Since that day, I have flossed regularly. The hygienist ruined the fun of not flossing by telling me how the story ends. It’s like when you try to tell a favorite joke, and one of your friends interrupts with, “Oh, is this the joke about the cow who ends up talking?”

They spoil the fun by telling the ending.

A new decade holds many surprises. As C.S. Lewis experienced, I hope you find yourself “surprised by joy,” as you walk with God and enjoy His goodness.

But you will also find that certain events are just as predictable in this decade as they have been in every decade. These events should never be seen as surprises, even if they do baffle the clueless. Why are they so predictable? It’s because the Bible makes all sorts of end-of-the-story predictions that follow particular actions. If you have a Bible—especially if that Bible includes the book of Proverbs—then you have no excuse for not knowing what’s going to happen if you make certain choices.

If you don’t want to know what action leads to what consequence, then you might want to stop reading. Consider yourself warned:

Choice: I’m going to continue to be an angry person in 2020. I will show no mercy for those who harm me. I will show no patience toward those who annoy me.

Result: “A man of wrath stirs up strife, and one given to anger causes much transgression” (Proverbs 30:33). In other words, if you continue to be an angry person, you won’t be able to get away from the fighting, even when you want to. And you’ll end up saying and doing things you’ll regret.

Choice: I think I will have an affair.

Result: “As a bird rushes into a snare; he does not know that it will cost him his life” (Proverbs 7:23). In the end when all is counted up, the cost will be hellish. No wound toward one’s spouse could be crueler. And you couldn’t do a better job of shattering your child’s trust in you if you were to pound it with a sledgehammer.

Choice: I’m going to keep tuning out the people who try to speak wisdom to me.

Result: “…When terror strikes you like a storm and your calamity comes like a whirlwind, when distress and anguish come upon you” (Proverbs 1:27). When they persistently refused to listen to His warnings, God permitted His beloved, chosen people to be decimated at the hands of various empires (Assyrians, Babylonians, and Romans). “Do not be deceived: God is not mocked, for whatever one sows, that will he also reap” (Galatians 6:7).

Choice: I’m going to keep trusting my own wisdom and following my heart.

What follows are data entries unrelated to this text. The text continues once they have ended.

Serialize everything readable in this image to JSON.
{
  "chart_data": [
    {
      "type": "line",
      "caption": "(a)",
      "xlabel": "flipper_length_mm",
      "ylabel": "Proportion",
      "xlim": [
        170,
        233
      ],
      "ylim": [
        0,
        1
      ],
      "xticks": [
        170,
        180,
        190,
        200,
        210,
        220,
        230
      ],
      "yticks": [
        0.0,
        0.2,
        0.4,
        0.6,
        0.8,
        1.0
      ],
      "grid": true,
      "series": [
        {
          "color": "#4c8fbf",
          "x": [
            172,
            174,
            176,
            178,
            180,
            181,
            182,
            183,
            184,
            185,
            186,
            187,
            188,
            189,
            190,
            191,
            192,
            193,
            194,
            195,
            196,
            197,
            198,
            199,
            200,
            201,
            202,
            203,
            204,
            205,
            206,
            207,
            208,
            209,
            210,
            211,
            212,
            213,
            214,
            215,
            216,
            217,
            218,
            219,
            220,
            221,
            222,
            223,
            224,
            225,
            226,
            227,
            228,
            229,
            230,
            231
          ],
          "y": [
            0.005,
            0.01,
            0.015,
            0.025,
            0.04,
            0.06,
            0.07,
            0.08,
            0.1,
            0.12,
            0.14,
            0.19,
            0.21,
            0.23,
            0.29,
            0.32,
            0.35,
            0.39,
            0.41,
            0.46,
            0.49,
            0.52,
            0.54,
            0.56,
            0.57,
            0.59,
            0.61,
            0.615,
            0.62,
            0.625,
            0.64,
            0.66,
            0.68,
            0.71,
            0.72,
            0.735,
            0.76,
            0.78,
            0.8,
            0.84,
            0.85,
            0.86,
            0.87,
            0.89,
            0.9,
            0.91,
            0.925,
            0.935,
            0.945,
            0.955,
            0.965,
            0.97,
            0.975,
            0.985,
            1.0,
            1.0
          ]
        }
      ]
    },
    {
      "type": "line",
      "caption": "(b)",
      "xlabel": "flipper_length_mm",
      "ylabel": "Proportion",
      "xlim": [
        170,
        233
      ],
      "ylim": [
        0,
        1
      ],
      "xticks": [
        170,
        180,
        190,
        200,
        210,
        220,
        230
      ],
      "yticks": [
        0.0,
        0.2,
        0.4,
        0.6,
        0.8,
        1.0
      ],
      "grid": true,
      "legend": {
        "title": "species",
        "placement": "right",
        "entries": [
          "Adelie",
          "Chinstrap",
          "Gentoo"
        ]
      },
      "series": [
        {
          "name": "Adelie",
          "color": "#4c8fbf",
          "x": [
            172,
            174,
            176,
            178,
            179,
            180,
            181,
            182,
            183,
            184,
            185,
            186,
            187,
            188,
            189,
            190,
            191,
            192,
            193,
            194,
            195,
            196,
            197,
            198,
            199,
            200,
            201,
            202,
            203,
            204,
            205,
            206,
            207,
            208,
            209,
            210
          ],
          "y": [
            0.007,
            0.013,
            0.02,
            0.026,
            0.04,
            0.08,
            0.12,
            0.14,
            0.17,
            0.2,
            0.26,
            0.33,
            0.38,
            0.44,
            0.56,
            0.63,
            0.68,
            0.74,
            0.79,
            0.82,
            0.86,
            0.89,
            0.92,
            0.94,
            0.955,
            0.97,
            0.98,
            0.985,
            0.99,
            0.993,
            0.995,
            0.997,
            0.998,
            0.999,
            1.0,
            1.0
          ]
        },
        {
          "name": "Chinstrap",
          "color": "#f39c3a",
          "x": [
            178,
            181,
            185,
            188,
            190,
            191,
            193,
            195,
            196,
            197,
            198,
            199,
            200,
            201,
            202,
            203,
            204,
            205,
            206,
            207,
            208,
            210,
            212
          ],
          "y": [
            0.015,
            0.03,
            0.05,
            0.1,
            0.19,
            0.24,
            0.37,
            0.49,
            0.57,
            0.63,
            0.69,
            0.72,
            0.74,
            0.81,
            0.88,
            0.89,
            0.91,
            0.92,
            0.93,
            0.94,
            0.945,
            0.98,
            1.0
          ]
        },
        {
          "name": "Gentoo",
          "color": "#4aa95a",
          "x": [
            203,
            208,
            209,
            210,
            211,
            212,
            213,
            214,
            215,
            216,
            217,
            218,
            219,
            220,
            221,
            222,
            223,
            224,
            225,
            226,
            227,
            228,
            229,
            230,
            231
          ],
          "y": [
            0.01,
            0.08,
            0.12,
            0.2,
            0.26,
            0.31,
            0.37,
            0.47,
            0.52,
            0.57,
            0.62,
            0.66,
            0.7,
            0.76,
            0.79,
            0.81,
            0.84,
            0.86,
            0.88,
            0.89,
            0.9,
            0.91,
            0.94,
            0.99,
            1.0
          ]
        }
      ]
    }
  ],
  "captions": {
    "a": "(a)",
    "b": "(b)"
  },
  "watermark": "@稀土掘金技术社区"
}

Result: “Pride goes before destruction, and a haughty spirit before a fall” (Proverbs 16:18). True story: I know a preacher whose pride started kicking in as he was changing the marquee sign for his church. Aware that cars were driving by, he just knew the drivers were admiring his clever work. Finished with the sign, he pivoted to walk back to the church when he tripped and fell on his face. The freshly finished sign said, “Be humble, lest ye stumble.”

The movie The Irishman, starring Robert De Niro, is about the making of a mob hit man. Based on true events, it follows the spiral of Frank Sheeran: his early years as a truck driver, his rise in the Bufalino crime family, his decade in a prison, and his elderly years in a nursing home, from where he narrates the story.

The Irishman didn’t feel like three and a half hours. It was well-written and well-acted. But although it didn’t need to be cut any shorter, it also didn’t need to be a full three and a half hours in order for us to already know how it would end, if we knew he would live as long as he did. Estranged from his daughter? No surprise there. Lonely and paranoid? We saw that coming. Regretful over betraying and murdering a friend? Surprise, surprise.

If I could summarize the Bible’s many spoiler alerts, I would say, “Sin is boring.”

You tell me the sin, and the Bible can tell you how the movie ends. For something that is supposed to be exciting, sin is remarkably predictable and boring.

You want to shake things up in the new year? Try trusting and following Jesus.